Stow Lodge


Stow Lodge is a listed building in the parish of Onehouse in Stowmarket, Suffolk. Constructed in 1781 as Union Work House, a House of Industry for the 14 parishes of the Stow Hundred, it was subsequently used as a hospital and is now residential flats.

History

The establishment of Houses of Industry, commonly known as workhouses, was enabled by the Workhouse Test Act of 1723 to offer indoor relief to the poor.
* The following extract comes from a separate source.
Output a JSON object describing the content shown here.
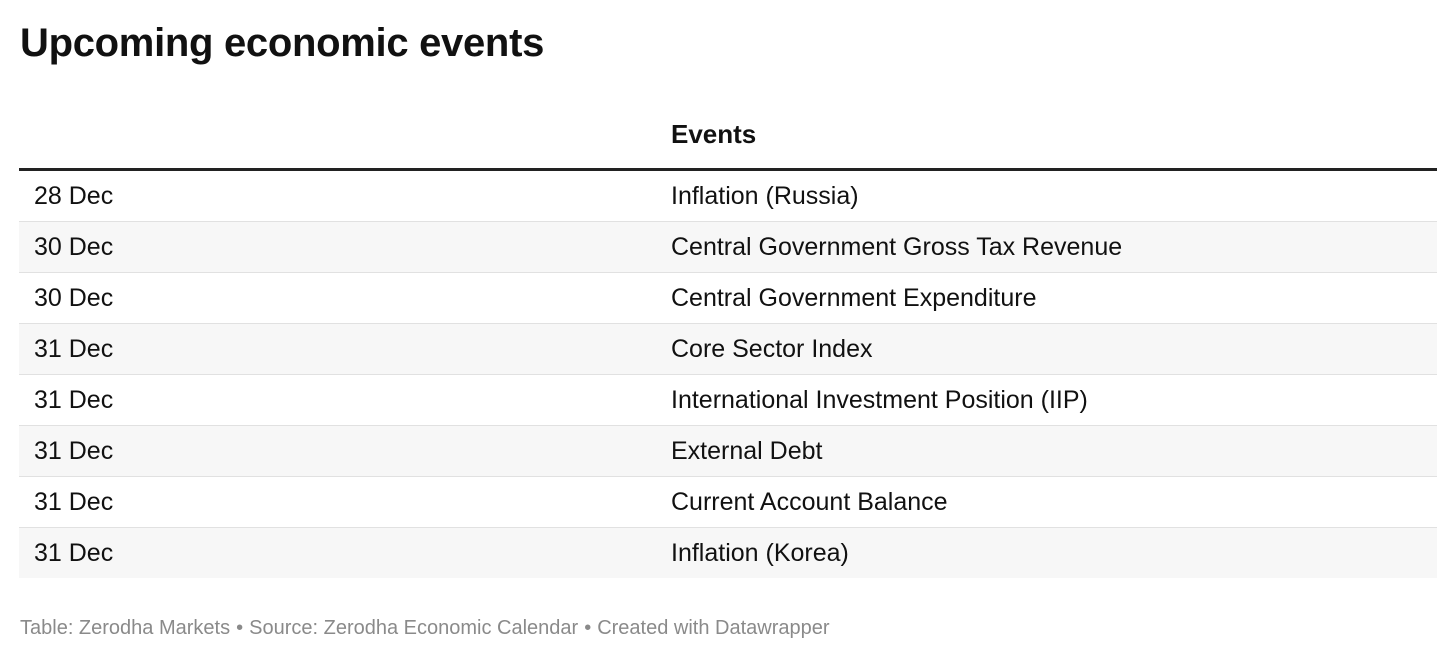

Stow Incorporation was established by the Stow, Suffolk: Poor Relief Act 1778 c. 35 and was formed of the parishes of Buxhall, Combs, Creeting St. Peter, Great Finborough, Little Finborough, Harleston, Haughley, Old Newton, Onehouse, Shelland, Stow Upland, Stowmarket, and Wetherden.
Plans were approved for the construction of Union Workhouse in 1779 and it was completed in 1781 at a cost of £12,000. According to White's Directory for Suffolk of 1844 it was described in 1810 as having "more the appearance of a gentleman's seat than a receptacle for paupers".
Inmates who died whilst in the workhouse were buried in the paupers graveyard nearby, which was purchased by Onehouse Parish Council in 2000 and is maintained by volunteers.
The lodge later became Stow Lodge Hospital until its closure in 1991. The hospital was scheduled as a building of architectural and historical interest in 1956 and listed as Grade II in 1988. It was later converted to residential use.